En février 2019 doit être présentée la loi dite « Pour l’école de la confiance », sans disposer de tous les éléments on en connait déjà certains éléments et surtout l’esprit.
Plutôt que d’entrer dans le détail de cette réforme, qui mériterait un long développement, notamment dans sa partie sur la formation, j’aimerais pour conclure m’arrêter un instant sur l’idée même de réforme. Il y a une phrase du pédagogue Philippe Meirieu que j’aime beaucoup : « la médecine fait des progrès, l’école fait des réformes ». Cela souligne bien qu’on n’est pas dans la même démarche.
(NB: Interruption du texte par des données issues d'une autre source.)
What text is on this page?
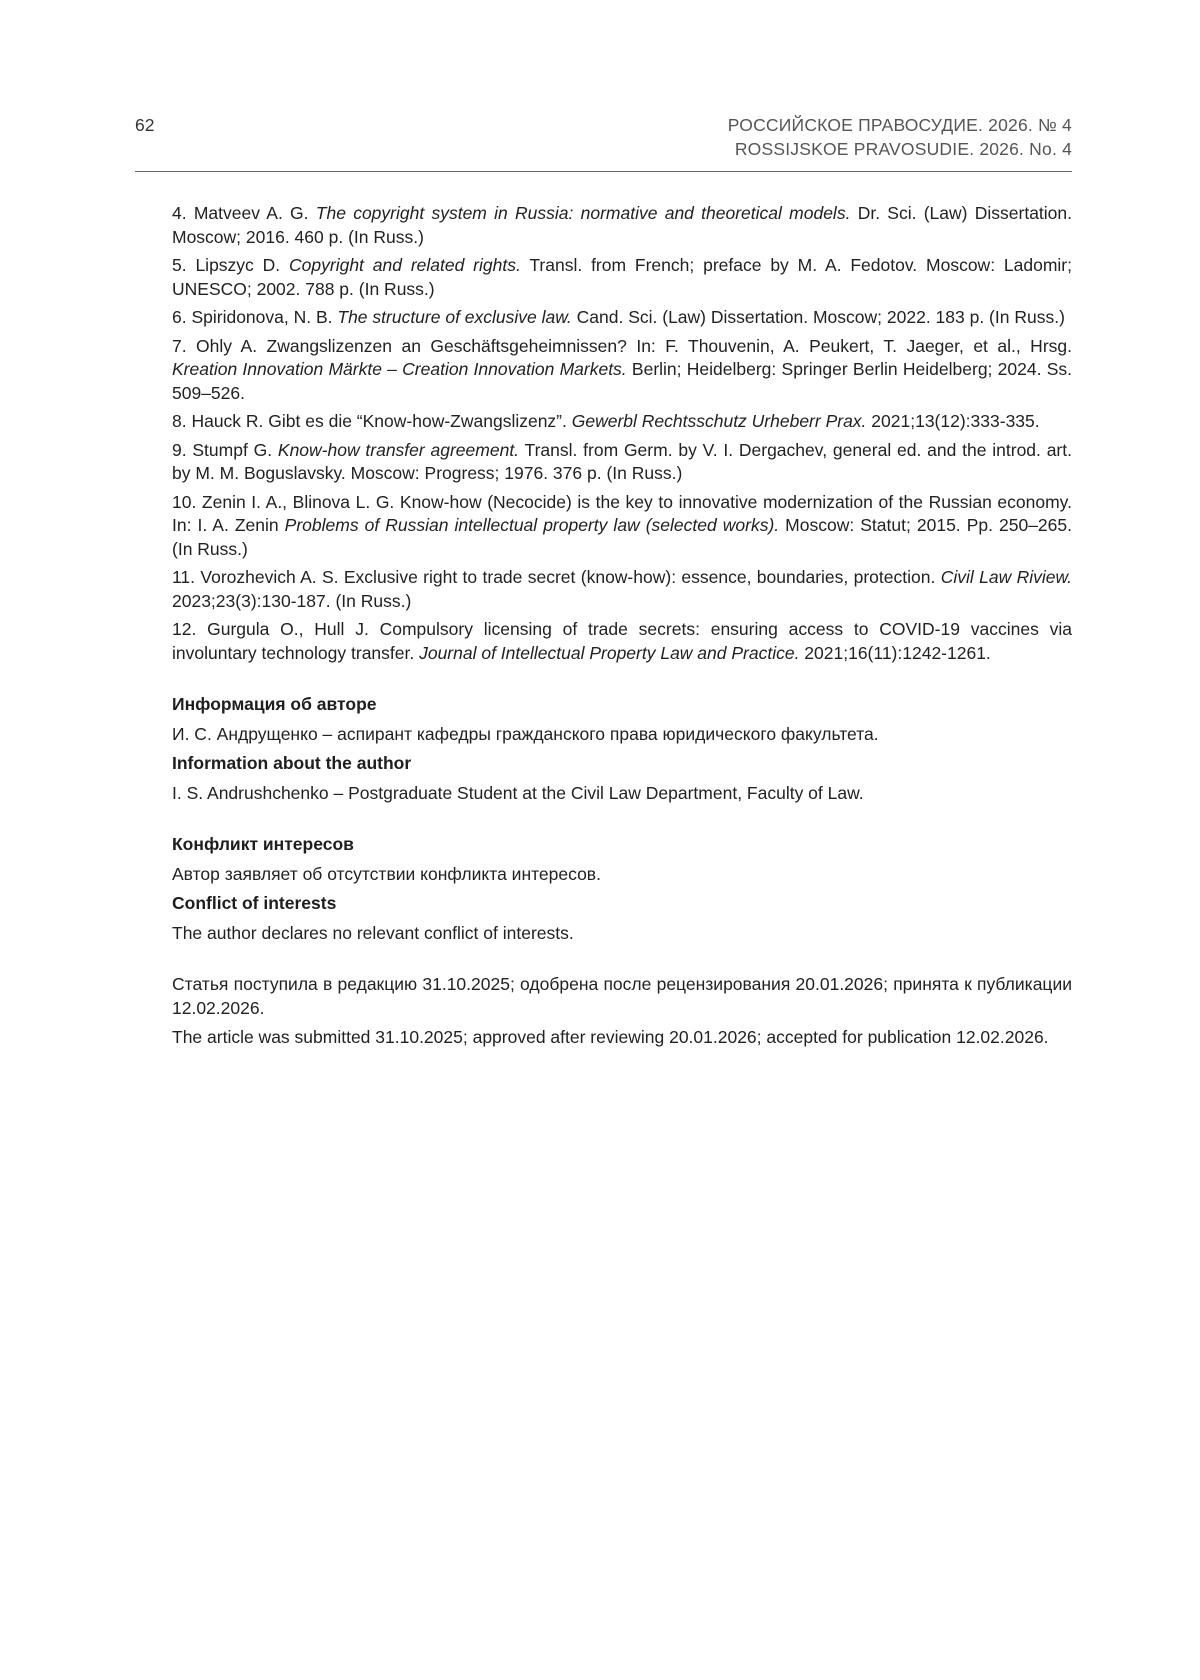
62	РОССИЙСКОЕ ПРАВОСУДИЕ. 2026. № 4
ROSSIJSKOE PRAVOSUDIE. 2026. No. 4
4. Matveev A. G. The copyright system in Russia: normative and theoretical models. Dr. Sci. (Law) Dissertation. Moscow; 2016. 460 p. (In Russ.)
5. Lipszyc D. Copyright and related rights. Transl. from French; preface by M. A. Fedotov. Moscow: Ladomir; UNESCO; 2002. 788 p. (In Russ.)
6. Spiridonova, N. B. The structure of exclusive law. Cand. Sci. (Law) Dissertation. Moscow; 2022. 183 p. (In Russ.)
7. Ohly A. Zwangslizenzen an Geschäftsgeheimnissen? In: F. Thouvenin, A. Peukert, T. Jaeger, et al., Hrsg. Kreation Innovation Märkte – Creation Innovation Markets. Berlin; Heidelberg: Springer Berlin Heidelberg; 2024. Ss. 509–526.
8. Hauck R. Gibt es die “Know-how-Zwangslizenz”. Gewerbl Rechtsschutz Urheberr Prax. 2021;13(12):333-335.
9. Stumpf G. Know-how transfer agreement. Transl. from Germ. by V. I. Dergachev, general ed. and the introd. art. by M. M. Boguslavsky. Moscow: Progress; 1976. 376 p. (In Russ.)
10. Zenin I. A., Blinova L. G. Know-how (Necocide) is the key to innovative modernization of the Russian economy. In: I. A. Zenin Problems of Russian intellectual property law (selected works). Moscow: Statut; 2015. Pp. 250–265. (In Russ.)
11. Vorozhevich A. S. Exclusive right to trade secret (know-how): essence, boundaries, protection. Civil Law Riview. 2023;23(3):130-187. (In Russ.)
12. Gurgula O., Hull J. Compulsory licensing of trade secrets: ensuring access to COVID-19 vaccines via involuntary technology transfer. Journal of Intellectual Property Law and Practice. 2021;16(11):1242-1261.
Информация об авторе
И. С. Андрущенко – аспирант кафедры гражданского права юридического факультета.
Information about the author
I. S. Andrushchenko – Postgraduate Student at the Civil Law Department, Faculty of Law.
Конфликт интересов
Автор заявляет об отсутствии конфликта интересов.
Conflict of interests
The author declares no relevant conflict of interests.
Статья поступила в редакцию 31.10.2025; одобрена после рецензирования 20.01.2026; принята к публикации 12.02.2026.
The article was submitted 31.10.2025; approved after reviewing 20.01.2026; accepted for publication 12.02.2026.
Ce qu’on dit aux gens à travers le mot « réforme », c’est que tout ce qu’ils ont pu faire jusque-là ne vaut plus rien. Or, je disais tout à l’heure que l’enseignement est un métier où on se met en « je », ce qui fait qu’on a tendance à prendre pour soi la critique du système éducatif. C’est un problème, il faut réussir à s’en détacher car cela rend rétif au changement. Pour reprendre l’expression du chercheur belge Vincent Dupriez il faut « déprivatiser les pratiques enseignantes », car la pédagogie relève pour beaucoup de l’intime, ce qui explique la vigueur des débats entre « pédagogistes » et « républicains ». Tant qu’on est dans cette situation la réforme est difficile à mener, et à cela s’ajoute le sentiment de déclassement déjà évoqué. Pourquoi se donner du mal pour changer quand on estime être mal payé et mal considéré  ? Malgré le fort sentiment de service public des enseignants et leur conscience professionnelle, cela demeure présent. Et il faut bien reconnaitre aussi qu’il est difficile de s’investir dans une réforme quand on sait qu’elle sera détricotée par le prochain ministre. C’est l’une des explications de la formidable force d’inertie au sein de l’éducation nationale. La question de la continuité de l’action publique est fondamentale. Le temps de l’éducation n’est pas celui du politique. Il faut bien comprendre que les enseignants ne sont pas rétifs au changement a priori. Il faut leur faire confiance, pratiquer l’empowerment, leur donner du pouvoir d’agir. Inverser l’adage traditionnel : dans l’éducation nationale « quand on peut, on veut ». C’est en créant les conditions pour faire des enseignants de véritables experts, auxquels on donne les moyens du collectif, de la considération, qu’on parviendra à transformer le système se transforme, à bas bruit, sans injonctions technocratiques.